12.5.6 For the PFML public plan, once all of the required information has been uploaded to the Division's online portal by the appropriate parties, the software system will provide an advisory notice to the employer regarding the approval or denial of a claim. The employer then has 5 business days to adjudicate the claim.
12.5.6.1 The length of the approved leave shall be based primarily on the recommendation of the appropriate healthcare provider, as supported by disability industry standards and best practices in this area.
12.5.6.2 After the claim determination is made, the employer will then have 3 business days to communicate their decision via the online portal system to the employee (or the employee's designated assistant) and the Division.
12.6 Division's responsibility to pay approved benefit. The Division shall be required to make the first payment of benefits to a covered individual within 30 days after the employer has notified the Division of the approved claim, with subsequent payments being required to be made every 2 weeks thereafter until the approved length of the employee's leave expires.
12.7 Employee's right to request a claims review by the Division. After an employer who is covered by the public plan or a self-insured plan issues its decision on a claim for paid family and medical leave benefits, the employee or the employee's designated assistant may request, within 60 days of issuance of employer's decision, that the Division review the claim.
12.7.1 This request for the Division to review the claim must be made via a claims review request form that shall be created by the Division and made available on the Division's online portal.
12.7.2 Neither the employer nor the Division shall be required to respond to either a handwritten (or manually typed) form submitted by any means other than the online portal or to a handwritten (or manually typed) form that has been scanned and then submitted through the Division's online portal system, as neither of those methods are acceptable and will not update the Division's electronic claims database/records system.
12.7.3 Both the Division and the employer are required to provide, without any prejudice or fear of retaliation, reasonable assistance so that the employee or the employee's designated assistant can complete, inter alia, the claims review request form.

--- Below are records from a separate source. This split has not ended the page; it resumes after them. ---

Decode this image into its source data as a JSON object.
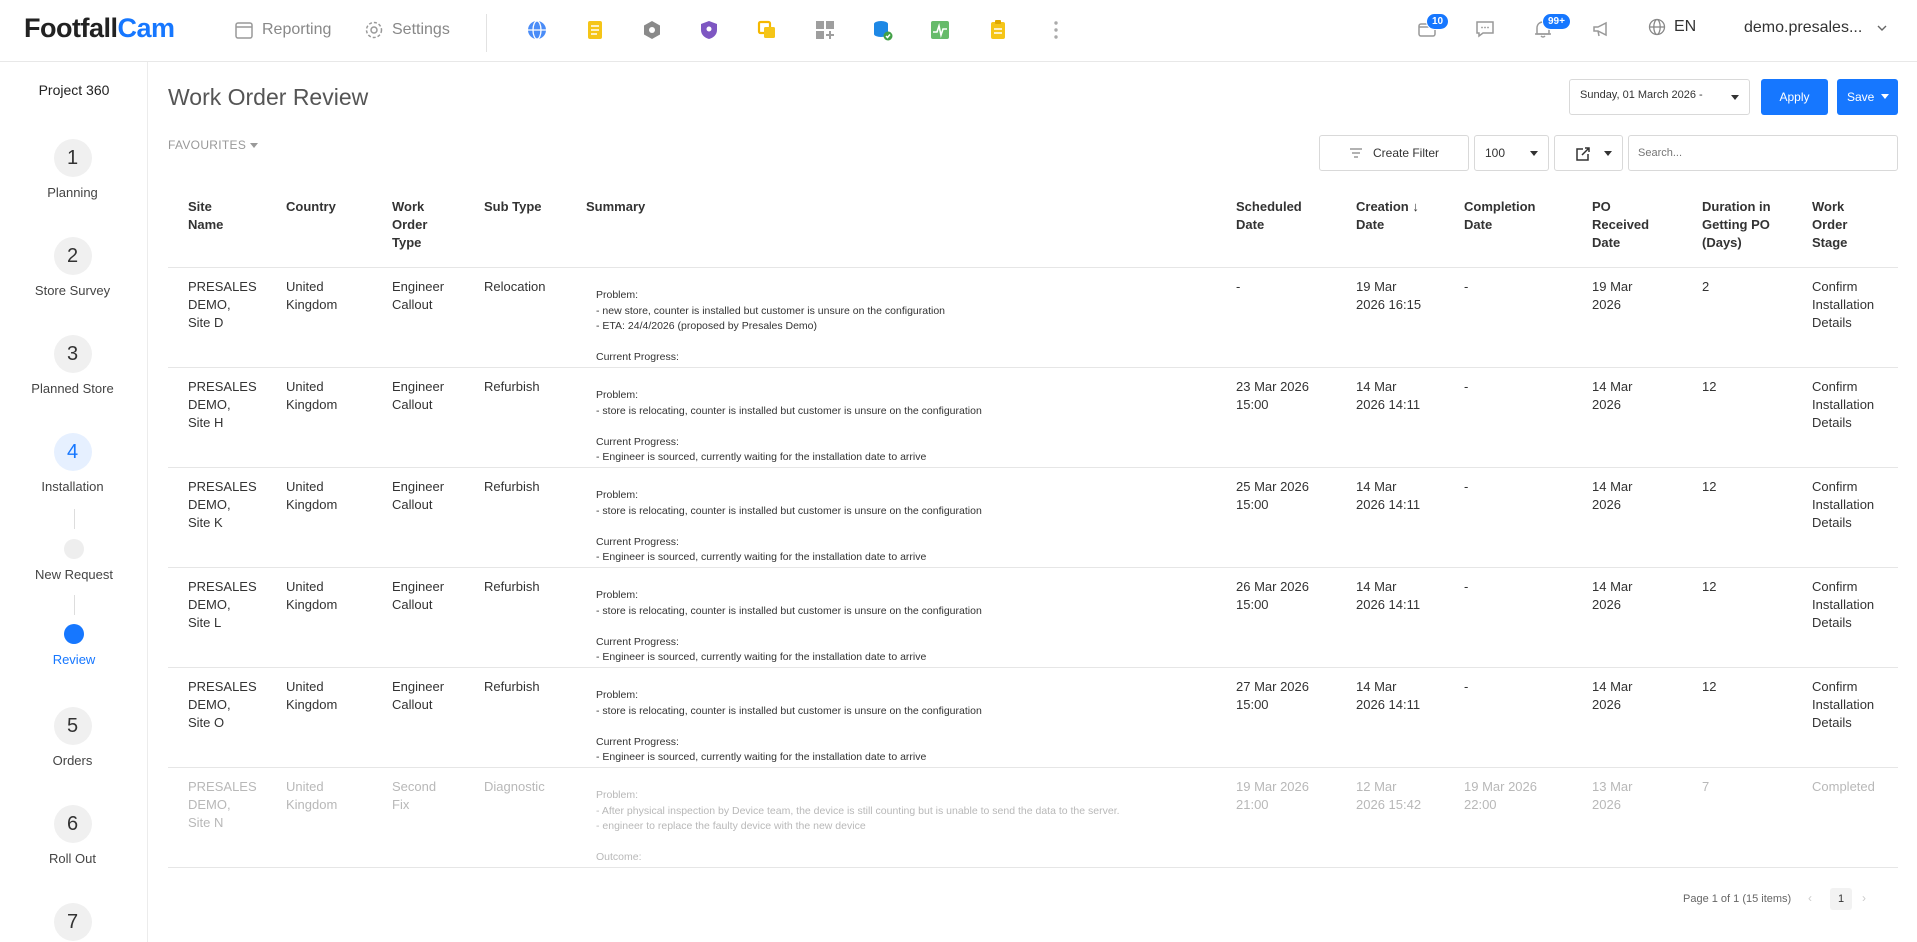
{
  "logo": {
    "part1": "Footfall",
    "part2": "Cam"
  },
  "topnav": {
    "reporting": "Reporting",
    "settings": "Settings"
  },
  "app_icons": [
    "globe-icon",
    "notes-icon",
    "hexagon-icon",
    "shield-user-icon",
    "layers-icon",
    "apps-add-icon",
    "database-check-icon",
    "activity-chart-icon",
    "clipboard-icon",
    "more-vertical-icon"
  ],
  "header_right": {
    "box_badge": "10",
    "bell_badge": "99+",
    "language": "EN",
    "user": "demo.presales..."
  },
  "sidebar": {
    "title": "Project 360",
    "steps": [
      {
        "num": "1",
        "label": "Planning"
      },
      {
        "num": "2",
        "label": "Store Survey"
      },
      {
        "num": "3",
        "label": "Planned Store"
      },
      {
        "num": "4",
        "label": "Installation"
      },
      {
        "num": "5",
        "label": "Orders"
      },
      {
        "num": "6",
        "label": "Roll Out"
      },
      {
        "num": "7",
        "label": ""
      }
    ],
    "substeps": [
      {
        "label": "New Request"
      },
      {
        "label": "Review"
      }
    ]
  },
  "page": {
    "title": "Work Order Review",
    "date_value": "Sunday, 01 March 2026 -",
    "apply_label": "Apply",
    "save_label": "Save",
    "favourites_label": "FAVOURITES",
    "create_filter_label": "Create Filter",
    "page_size": "100",
    "search_placeholder": "Search..."
  },
  "table": {
    "columns": {
      "site": "Site\nName",
      "country": "Country",
      "type": "Work\nOrder\nType",
      "subtype": "Sub Type",
      "summary": "Summary",
      "scheduled": "Scheduled\nDate",
      "creation": "Creation ↓\nDate",
      "completion": "Completion\nDate",
      "po_received": "PO\nReceived\nDate",
      "duration": "Duration in\nGetting PO\n(Days)",
      "stage": "Work\nOrder\nStage"
    },
    "rows": [
      {
        "site": "PRESALES\nDEMO,\nSite D",
        "country": "United\nKingdom",
        "type": "Engineer\nCallout",
        "subtype": "Relocation",
        "summary": "Problem:\n- new store, counter is installed but customer is unsure on the configuration\n- ETA: 24/4/2026 (proposed by Presales Demo)\n\nCurrent Progress:",
        "scheduled": "-",
        "creation": "19 Mar\n2026 16:15",
        "completion": "-",
        "po_received": "19 Mar\n2026",
        "duration": "2",
        "stage": "Confirm\nInstallation\nDetails",
        "muted": false
      },
      {
        "site": "PRESALES\nDEMO,\nSite H",
        "country": "United\nKingdom",
        "type": "Engineer\nCallout",
        "subtype": "Refurbish",
        "summary": "Problem:\n- store is relocating, counter is installed but customer is unsure on the configuration\n\nCurrent Progress:\n- Engineer is sourced, currently waiting for the installation date to arrive",
        "scheduled": "23 Mar 2026\n15:00",
        "creation": "14 Mar\n2026 14:11",
        "completion": "-",
        "po_received": "14 Mar\n2026",
        "duration": "12",
        "stage": "Confirm\nInstallation\nDetails",
        "muted": false
      },
      {
        "site": "PRESALES\nDEMO,\nSite K",
        "country": "United\nKingdom",
        "type": "Engineer\nCallout",
        "subtype": "Refurbish",
        "summary": "Problem:\n- store is relocating, counter is installed but customer is unsure on the configuration\n\nCurrent Progress:\n- Engineer is sourced, currently waiting for the installation date to arrive",
        "scheduled": "25 Mar 2026\n15:00",
        "creation": "14 Mar\n2026 14:11",
        "completion": "-",
        "po_received": "14 Mar\n2026",
        "duration": "12",
        "stage": "Confirm\nInstallation\nDetails",
        "muted": false
      },
      {
        "site": "PRESALES\nDEMO,\nSite L",
        "country": "United\nKingdom",
        "type": "Engineer\nCallout",
        "subtype": "Refurbish",
        "summary": "Problem:\n- store is relocating, counter is installed but customer is unsure on the configuration\n\nCurrent Progress:\n- Engineer is sourced, currently waiting for the installation date to arrive",
        "scheduled": "26 Mar 2026\n15:00",
        "creation": "14 Mar\n2026 14:11",
        "completion": "-",
        "po_received": "14 Mar\n2026",
        "duration": "12",
        "stage": "Confirm\nInstallation\nDetails",
        "muted": false
      },
      {
        "site": "PRESALES\nDEMO,\nSite O",
        "country": "United\nKingdom",
        "type": "Engineer\nCallout",
        "subtype": "Refurbish",
        "summary": "Problem:\n- store is relocating, counter is installed but customer is unsure on the configuration\n\nCurrent Progress:\n- Engineer is sourced, currently waiting for the installation date to arrive",
        "scheduled": "27 Mar 2026\n15:00",
        "creation": "14 Mar\n2026 14:11",
        "completion": "-",
        "po_received": "14 Mar\n2026",
        "duration": "12",
        "stage": "Confirm\nInstallation\nDetails",
        "muted": false
      },
      {
        "site": "PRESALES\nDEMO,\nSite N",
        "country": "United\nKingdom",
        "type": "Second\nFix",
        "subtype": "Diagnostic",
        "summary": "Problem:\n- After physical inspection by Device team, the device is still counting but is unable to send the data to the server.\n- engineer to replace the faulty device with the new device\n\nOutcome:",
        "scheduled": "19 Mar 2026\n21:00",
        "creation": "12 Mar\n2026 15:42",
        "completion": "19 Mar 2026\n22:00",
        "po_received": "13 Mar\n2026",
        "duration": "7",
        "stage": "Completed",
        "muted": true
      }
    ]
  },
  "pagination": {
    "info": "Page 1 of 1 (15 items)",
    "current": "1",
    "prev": "‹",
    "next": "›"
  },
  "colors": {
    "accent": "#1677ff",
    "muted_text": "#b8b8b8"
  }
}
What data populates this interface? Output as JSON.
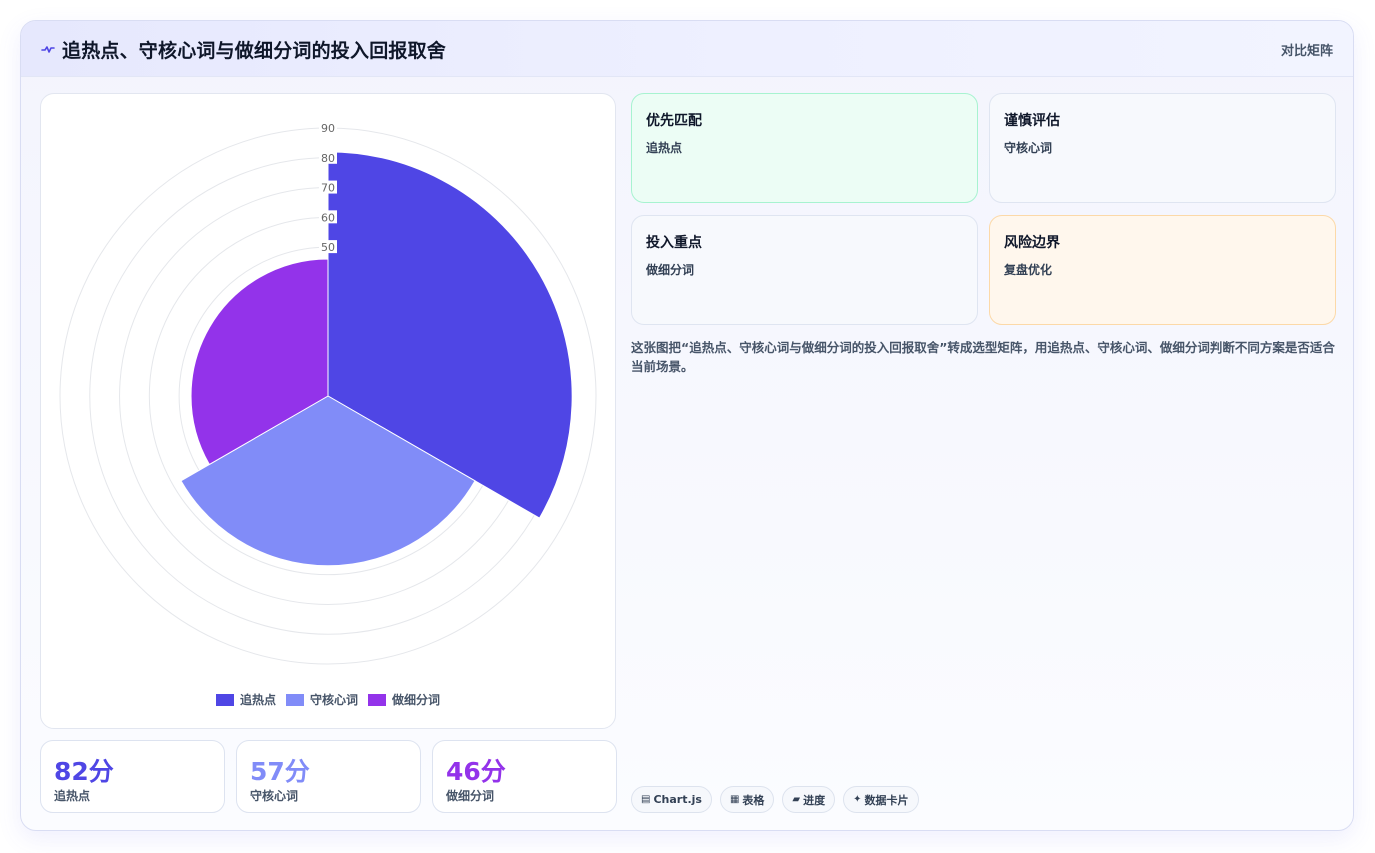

12.7.4 After the claims review request form has been completed and properly transmitted to the Division, the Division shall undertake a review of the employer's claims adjudication decision-making process.
12.7.5 For first level appeals under private plans, employees have the right to request reconsideration of a denial or other decision by an insurance carrier or third-party administrator ("TPA") directly with that entity. Beginning January 1, 2026, if the insurance carrier or TPA upholds its decision, the employee may then pursue an appeal with the Division. From January 1, 2025 to December 31, 2025, however, all insurance carrier or TPA denials must be appealed directly to the Board as set forth in Section 13.0, without Division review.
12.8 Division claims review determination. If a claims review request form is filed by the employee, the Division shall review the claim and issue a determination, in writing, to the parties within 10 business days of receipt of the review request, either upholding or reversing the employer's initial determination regarding the claim.